Recently I've tried to be more aware of the impact of fast fashion for example. For many people in my surroundings, getting a good deal from the high street gives them a thrill and they like to follow the latest fashion trends more or less. So I'd tell them what consequences fast fashion can have in a nutshell and how I try to avoid an easy buy. For example, I followed a sewing course, so I can sew some (very) basic items myself once in a while. I also try to overthink each purchase: do I really need it? Will it still make me happy a few days from now, or do I just need a pick-me-up today? If I really want to spend money, I'll have a look at fairtrade webshops that promote a durable lifestyle or I google the background of a particular brand. Do they invest in making things more ecofriendly, do they pay their workers a fair wage? And last but not least, instead of buying new things, buying second-hand is also a fun pastime. I can really get a kick of finding little second-hand treasures.

The important lesson to preach is that it's not an all-or-nothing-idea, which sets people off. For example, every now and then I eat a burger at a fast food joint, but I allow myself to do that (mainly because our son enjoys the whole experience) and I don't feel too guilty about it. The same goes for fast fashion: I still buy items at big chains, but I try to be conscious of making the best decision.

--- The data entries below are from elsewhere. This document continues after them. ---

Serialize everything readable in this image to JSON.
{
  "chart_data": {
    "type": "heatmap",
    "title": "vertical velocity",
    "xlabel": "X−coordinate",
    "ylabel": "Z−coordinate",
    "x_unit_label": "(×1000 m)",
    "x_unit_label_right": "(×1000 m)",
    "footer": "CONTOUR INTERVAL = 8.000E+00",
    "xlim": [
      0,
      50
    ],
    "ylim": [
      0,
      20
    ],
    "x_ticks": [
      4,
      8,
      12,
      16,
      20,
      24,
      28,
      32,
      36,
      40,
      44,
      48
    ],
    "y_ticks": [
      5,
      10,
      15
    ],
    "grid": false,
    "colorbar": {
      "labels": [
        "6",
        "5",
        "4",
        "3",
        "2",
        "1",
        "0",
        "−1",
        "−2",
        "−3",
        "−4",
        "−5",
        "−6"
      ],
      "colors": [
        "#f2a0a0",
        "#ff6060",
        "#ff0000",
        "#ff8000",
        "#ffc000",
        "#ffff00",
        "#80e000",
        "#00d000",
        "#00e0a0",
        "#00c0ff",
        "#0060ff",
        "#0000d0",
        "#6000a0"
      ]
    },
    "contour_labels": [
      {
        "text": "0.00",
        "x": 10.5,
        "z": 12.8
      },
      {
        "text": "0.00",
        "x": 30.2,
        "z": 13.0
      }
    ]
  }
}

Nevertheless I still don't know how to convince my dear husband of not buying every single book he's interested in. Maybe reverse psychology would do the trick?
Greetings from Belgium :-)

chacha1 said...

The only person I really try to influence, when it comes to money, is my husband. And boy is he Mr. Reactor. I hesitate to employ reverse psychology, though, because it is (when it comes right down to it) manipulative, and that's something we avoid in our relationship. What seems to work is third-party validation. That is, if I make some point about spending, saving, investing, whatever, it will often seem to bounce right off him. But if he then hears the same point from someone else, he will absorb it.